The South African archbishop's recent speech and reflection on the state of affairs within the Communion comes weeks after Nigerian Primate the Most Rev. Peter J. Akinola installed a local minister in Woodbridge, Va., as missionary bishop of the Convocation of Anglicans in North America (CANA) – a growing conservative splinter group and an offshoot of the Church of Nigeria. Akinola has been labeled as a fierce critic of the Episcopal Church, which widened rifts when it consecrated an openly gay bishop in 2003, and has remained firm in his demand that the U.S. arm of Anglicanism get "back in line" with the Anglican Communion.

Primates at a February meeting in Tanzania gave the Episcopal Church a Sept. 30 deadline, requesting an unequivocal pledge not to authorize same-sex blessings and confirm another openly gay bishop "unless some new consensus on these matters emerges across the Communion."

Last month, Archbishop of Canterbury Rowan Williams – the Anglican spiritual leader – said that after the deadline, he would leave the decision about the place of the Episcopal Church in the Communion to the Primates and not himself.

In his recent reflection, Ndungane said, "[I]t seems that center stage is increasingly being given to the Primates – and I very much regret this."
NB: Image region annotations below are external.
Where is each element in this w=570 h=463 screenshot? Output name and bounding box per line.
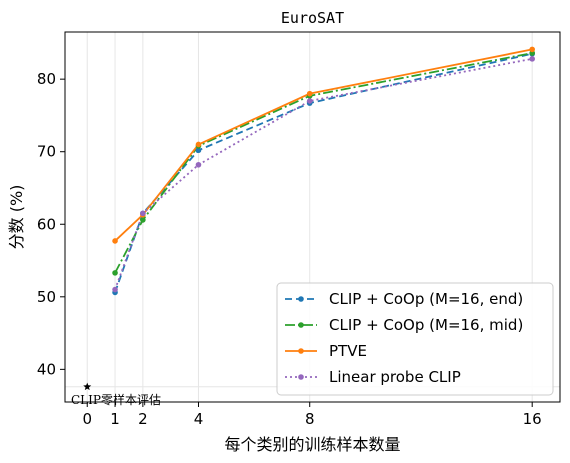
markers xyxy=(83,46,535,391)
y-tick-label: 40 xyxy=(37,360,56,378)
legend-swatch-marker xyxy=(298,348,304,354)
y-axis-label: 分数 (%) xyxy=(7,185,26,250)
legend-swatch-marker xyxy=(298,322,304,328)
data-point xyxy=(112,238,118,244)
y-tick-label: 70 xyxy=(37,143,56,161)
zero-shot-label: CLIP零样本评估 xyxy=(71,392,161,407)
legend-box xyxy=(276,282,554,396)
x-tick-label: 0 xyxy=(82,410,92,428)
legend-swatch-marker xyxy=(298,374,304,380)
y-tick-label: 50 xyxy=(37,288,56,306)
x-tick-label: 8 xyxy=(305,410,315,428)
x-ticks: 0 1 2 4 8 16 xyxy=(82,402,542,428)
data-point xyxy=(529,56,535,62)
zero-shot-star xyxy=(83,382,92,391)
x-tick-label: 16 xyxy=(523,410,542,428)
legend-label: CLIP + CoOp (M=16, mid) xyxy=(329,316,523,334)
x-tick-label: 2 xyxy=(138,410,148,428)
legend-swatch-marker xyxy=(298,296,304,302)
legend-label: Linear probe CLIP xyxy=(329,368,461,386)
data-point xyxy=(306,90,313,97)
legend-label: CLIP + CoOp (M=16, end) xyxy=(329,290,523,308)
x-axis-label: 每个类别的训练样本数量 xyxy=(224,435,400,454)
x-tick-label: 4 xyxy=(194,410,204,428)
data-point xyxy=(306,98,313,104)
data-point xyxy=(140,210,146,217)
x-tick-label: 1 xyxy=(110,410,120,428)
data-point xyxy=(195,147,202,154)
data-point xyxy=(112,270,118,276)
legend-label: PTVE xyxy=(329,342,367,360)
data-point xyxy=(112,286,118,293)
y-ticks: 40 50 60 70 80 xyxy=(37,70,65,378)
data-point xyxy=(195,141,202,148)
y-tick-label: 60 xyxy=(37,215,56,233)
y-tick-label: 80 xyxy=(37,70,56,88)
plot-frame xyxy=(64,31,561,403)
data-point xyxy=(529,46,535,53)
data-point xyxy=(140,217,146,223)
chart-title: EuroSAT xyxy=(281,9,344,27)
legend: CLIP + CoOp (M=16, end) CLIP + CoOp (M=16… xyxy=(276,282,554,396)
data-point xyxy=(195,161,202,168)
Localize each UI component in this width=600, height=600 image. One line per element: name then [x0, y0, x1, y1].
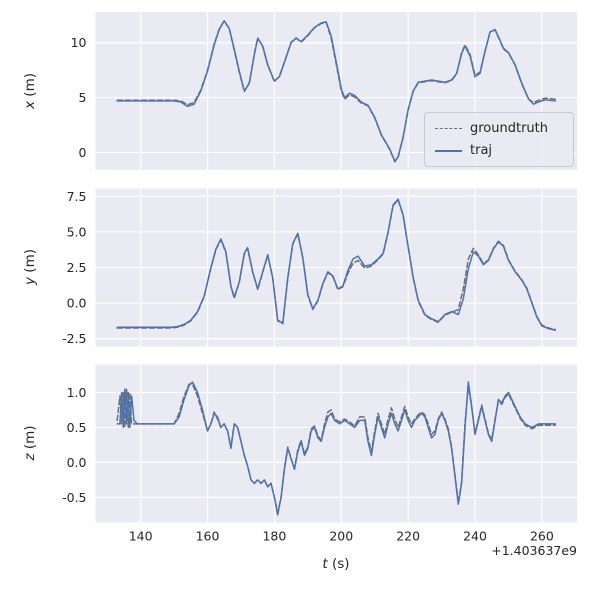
traj-solid-line-icon [435, 149, 462, 152]
y-axis-label-x-unit: (m) [22, 73, 38, 97]
svg-text:180: 180 [262, 529, 286, 544]
x-axis-label: t (s) [95, 556, 577, 572]
legend-label-traj: traj [470, 143, 493, 158]
svg-text:0.5: 0.5 [67, 420, 87, 435]
svg-text:0.0: 0.0 [67, 296, 87, 311]
svg-text:260: 260 [530, 529, 554, 544]
svg-text:240: 240 [463, 529, 487, 544]
legend-item-traj: traj [435, 143, 563, 158]
y-axis-label-y-unit: (m) [22, 249, 38, 273]
y-axis-label-x-var: x [22, 101, 38, 109]
x-axis-label-var: t [322, 556, 328, 572]
y-axis-label-z: z (m) [22, 383, 40, 503]
svg-text:140: 140 [129, 529, 153, 544]
y-axis-label-z-var: z [22, 453, 38, 461]
svg-text:0: 0 [79, 145, 87, 160]
legend-item-groundtruth: groundtruth [435, 121, 563, 136]
y-axis-label-y-var: y [22, 277, 38, 285]
y-axis-label-y: y (m) [22, 207, 40, 327]
svg-text:1.0: 1.0 [67, 385, 87, 400]
x-axis-label-unit: (s) [332, 556, 350, 572]
svg-text:2.5: 2.5 [67, 260, 87, 275]
svg-text:5: 5 [79, 90, 87, 105]
y-axis-label-z-unit: (m) [22, 425, 38, 450]
legend: groundtruth traj [424, 112, 574, 167]
svg-text:200: 200 [329, 529, 353, 544]
y-axis-label-x: x (m) [22, 31, 40, 151]
groundtruth-dashed-line-icon [435, 128, 462, 129]
svg-text:-0.5: -0.5 [62, 490, 86, 505]
svg-text:-2.5: -2.5 [62, 331, 86, 346]
svg-text:5.0: 5.0 [67, 224, 87, 239]
svg-text:0.0: 0.0 [67, 455, 87, 470]
svg-text:160: 160 [196, 529, 220, 544]
x-axis-offset-text: +1.403637e9 [491, 543, 577, 558]
svg-text:10: 10 [71, 35, 87, 50]
svg-text:7.5: 7.5 [67, 189, 87, 204]
svg-text:220: 220 [396, 529, 420, 544]
legend-label-groundtruth: groundtruth [470, 121, 549, 136]
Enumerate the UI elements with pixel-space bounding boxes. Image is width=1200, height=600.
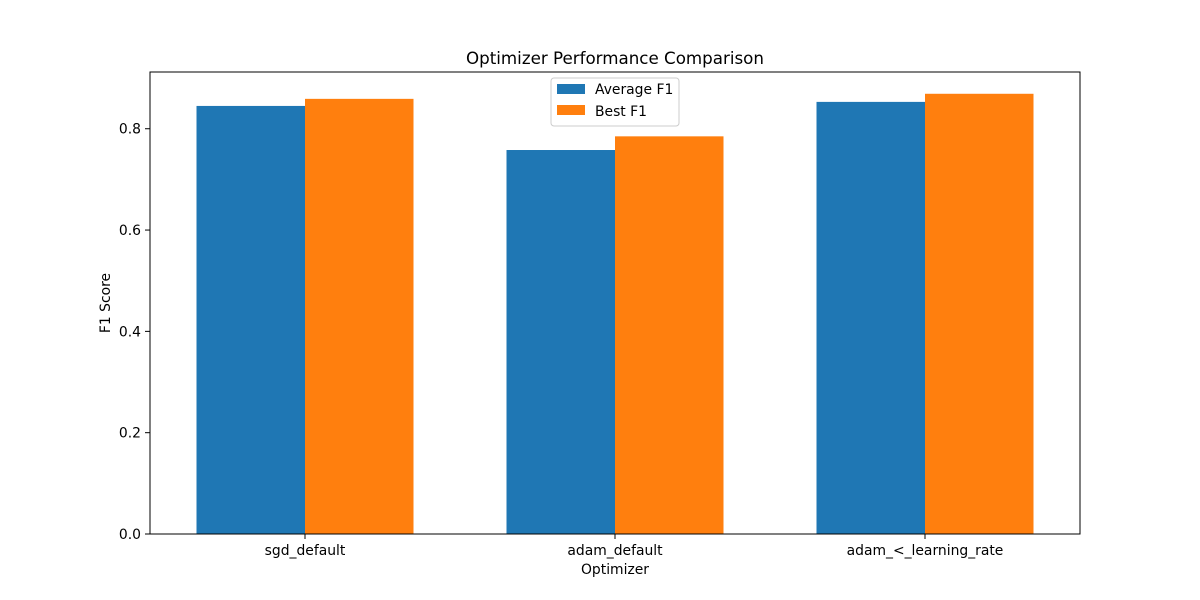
legend-label-average-f1: Average F1 xyxy=(595,82,673,98)
bar-best-f1-sgd-default xyxy=(305,98,414,534)
y-tick-label: 0.8 xyxy=(119,122,141,138)
bar-best-f1-adam-default xyxy=(615,136,724,534)
x-tick-label-adam-learning-rate: adam_<_learning_rate xyxy=(847,543,1004,559)
x-axis: sgd_default adam_default adam_<_learning_r… xyxy=(265,534,1004,559)
y-tick-label: 0.0 xyxy=(119,527,141,543)
x-tick-label-sgd-default: sgd_default xyxy=(265,543,346,559)
x-tick-label-adam-default: adam_default xyxy=(567,543,663,559)
legend-label-best-f1: Best F1 xyxy=(595,104,647,120)
bar-best-f1-adam-learning-rate xyxy=(925,93,1034,534)
legend-swatch-average-f1 xyxy=(557,84,585,94)
legend-swatch-best-f1 xyxy=(557,105,585,115)
bar-average-f1-adam-default xyxy=(506,150,615,534)
y-axis-label: F1 Score xyxy=(98,273,114,333)
legend: Average F1 Best F1 xyxy=(550,77,680,127)
bar-average-f1-adam-learning-rate xyxy=(816,101,925,534)
y-axis: 0.0 0.2 0.4 0.6 0.8 xyxy=(119,122,150,543)
chart-title: Optimizer Performance Comparison xyxy=(466,48,764,68)
y-tick-label: 0.2 xyxy=(119,426,141,442)
x-axis-label: Optimizer xyxy=(581,562,649,578)
y-tick-label: 0.4 xyxy=(119,324,141,340)
bar-average-f1-sgd-default xyxy=(196,105,305,534)
y-tick-label: 0.6 xyxy=(119,223,141,239)
bars-group xyxy=(196,93,1034,534)
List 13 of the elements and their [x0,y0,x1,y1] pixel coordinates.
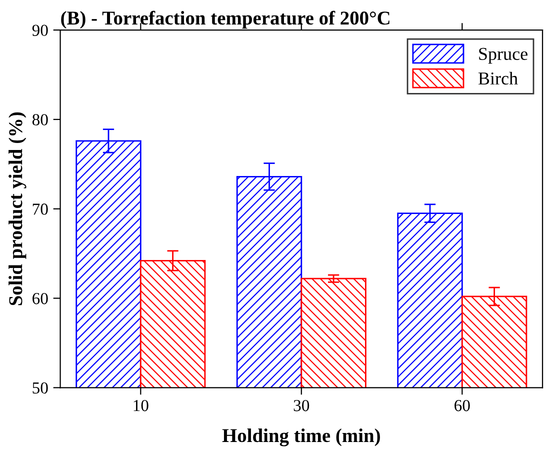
chart-title: (B) - Torrefaction temperature of 200°C [61,10,390,29]
x-axis-title: Holding time (min) [222,428,380,446]
legend-label: Birch [478,72,518,85]
x-tick-label: 60 [454,400,470,412]
x-tick-label: 30 [294,400,310,412]
x-tick-label: 10 [134,400,148,412]
y-tick-label: 80 [32,114,48,126]
y-tick-label: 60 [32,292,48,304]
legend-label: Spruce [479,48,528,64]
y-tick-label: 50 [32,382,48,394]
y-tick-label: 90 [32,24,48,36]
y-tick-label: 70 [32,204,48,215]
y-axis-title: Solid product yield (%) [8,112,26,306]
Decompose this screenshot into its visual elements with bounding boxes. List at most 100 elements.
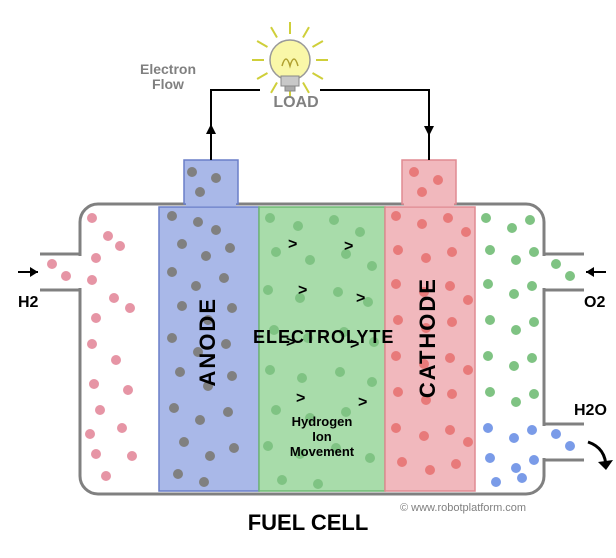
particle-dot: [393, 315, 403, 325]
particle-dot: [391, 211, 401, 221]
particle-dot: [95, 405, 105, 415]
particle-dot: [433, 175, 443, 185]
particle-dot: [125, 303, 135, 313]
particle-dot: [211, 225, 221, 235]
h2-label: H2: [18, 294, 38, 312]
particle-dot: [551, 259, 561, 269]
particle-dot: [187, 167, 197, 177]
particle-dot: [329, 215, 339, 225]
particle-dot: [205, 451, 215, 461]
particle-dot: [195, 187, 205, 197]
particle-dot: [463, 437, 473, 447]
particle-dot: [263, 285, 273, 295]
particle-dot: [393, 245, 403, 255]
particle-dot: [87, 339, 97, 349]
particle-dot: [127, 451, 137, 461]
particle-dot: [445, 425, 455, 435]
particle-dot: [451, 459, 461, 469]
particle-dot: [297, 373, 307, 383]
particle-dot: [333, 287, 343, 297]
particle-dot: [425, 465, 435, 475]
chevron-icon: >: [358, 394, 367, 412]
particle-dot: [227, 371, 237, 381]
particle-dot: [293, 221, 303, 231]
particle-dot: [367, 261, 377, 271]
h2o-label: H2O: [574, 402, 607, 420]
particle-dot: [529, 247, 539, 257]
particle-dot: [271, 405, 281, 415]
particle-dot: [511, 325, 521, 335]
particle-dot: [483, 351, 493, 361]
electrolyte-label: ELECTROLYTE: [253, 327, 391, 348]
particle-dot: [461, 227, 471, 237]
particle-dot: [417, 187, 427, 197]
particle-dot: [313, 479, 323, 489]
particle-dot: [115, 241, 125, 251]
particle-dot: [481, 213, 491, 223]
particle-dot: [565, 441, 575, 451]
particle-dot: [61, 271, 71, 281]
anode-label: ANODE: [195, 297, 221, 386]
particle-dot: [409, 167, 419, 177]
particle-dot: [447, 389, 457, 399]
chevron-icon: >: [344, 238, 353, 256]
particle-dot: [179, 437, 189, 447]
particle-dot: [445, 281, 455, 291]
chevron-icon: >: [298, 282, 307, 300]
o2-label: O2: [584, 294, 605, 312]
particle-dot: [219, 273, 229, 283]
chevron-icon: >: [288, 236, 297, 254]
particle-dot: [167, 333, 177, 343]
particle-dot: [391, 351, 401, 361]
particle-dot: [87, 213, 97, 223]
particle-dot: [485, 453, 495, 463]
particle-dot: [47, 259, 57, 269]
particle-dot: [511, 255, 521, 265]
particle-dot: [507, 223, 517, 233]
particle-dot: [167, 211, 177, 221]
particle-dot: [447, 247, 457, 257]
particle-dot: [201, 251, 211, 261]
particle-dot: [227, 303, 237, 313]
particle-dot: [221, 339, 231, 349]
chevron-icon: >: [356, 290, 365, 308]
particle-dot: [103, 231, 113, 241]
particle-dot: [265, 365, 275, 375]
particle-dot: [509, 433, 519, 443]
particle-dot: [167, 267, 177, 277]
particle-dot: [199, 477, 209, 487]
particle-dot: [517, 473, 527, 483]
particle-dot: [109, 293, 119, 303]
source-watermark: © www.robotplatform.com: [400, 502, 526, 514]
particle-dot: [117, 423, 127, 433]
particle-dot: [191, 281, 201, 291]
particle-dot: [211, 173, 221, 183]
particle-dot: [85, 429, 95, 439]
particle-dot: [485, 387, 495, 397]
particle-dot: [123, 385, 133, 395]
particle-dot: [229, 443, 239, 453]
particle-dot: [529, 317, 539, 327]
load-label: LOAD: [266, 94, 326, 112]
particle-dot: [89, 379, 99, 389]
particle-dot: [485, 315, 495, 325]
particle-dot: [91, 253, 101, 263]
particle-dot: [527, 281, 537, 291]
particle-dot: [525, 215, 535, 225]
particle-dot: [551, 429, 561, 439]
cathode-label: CATHODE: [415, 277, 441, 398]
particle-dot: [195, 415, 205, 425]
particle-dot: [529, 455, 539, 465]
particle-dot: [511, 397, 521, 407]
particle-dot: [463, 295, 473, 305]
particle-dot: [177, 239, 187, 249]
particle-dot: [177, 301, 187, 311]
particle-dot: [443, 213, 453, 223]
chevron-icon: >: [296, 390, 305, 408]
particle-dot: [527, 425, 537, 435]
hydrogen-ion-label: HydrogenIonMovement: [275, 415, 369, 460]
particle-dot: [565, 271, 575, 281]
particle-dot: [169, 403, 179, 413]
particle-dot: [271, 247, 281, 257]
particle-dot: [527, 353, 537, 363]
"What grieves me most, is that through not holding to the internal processes of this Instrument of Unity, we have undermined, and so lost our grip, on the assumptions of unity in communion that underlie our common life," he said, alluding to the Primates meeting as one of the four Instruments of Unity.

Ndungane, who has criticized the dominant talks of the controversy over homosexuality within the Anglican Communion, saying that it has sidetracked global issues of AIDS and poverty, stressed again that human sexuality is "not the prime concern for most Christians in their life of faith."

U.S. Presiding Bishop Katharine Jefferts Schori expressed a similar view when she addressed the Church Club of New York (layperson's group) last week. She said this is one of the most exciting times in history to be an Episcopalian and an Anglican.

"The Communion is moving, in what some people see as seismic kinds of ways, but it's moving. It's not a dead and dormant thing," she said as she referred to the talks and work around missions in the Communion, according to the Episcopal News Service.

"I am happy to tell you that almost everywhere I go, I see signs of enormous health and vitality in congregations and dioceses. I don't see people moping."

Akinola and CANA missionary bishop the Rt. Rev. Martyn Minns had stressed the need to get on with the mission of the church and the work of evangelism in the world during the installation service on May 5. Except Minns and about 34 congregations have chosen to proclaim Jesus Christ as "faithful Anglicans" apart from the Episcopal Church, which they believe has departed from Christian orthodoxy and Anglican tradition.

"Of course, some may leave the Communion as a result of our current problems," said Ndungane. "But we must not take ourselves too seriously. As Joost de Blank once said 'God works His purposes out, despite the confusion of our minds.'

"I suspect that future generations will see this as something of a storm in a teacup, and certainly not as central to the Christian life. For the center of Christian life is Jesus Christ."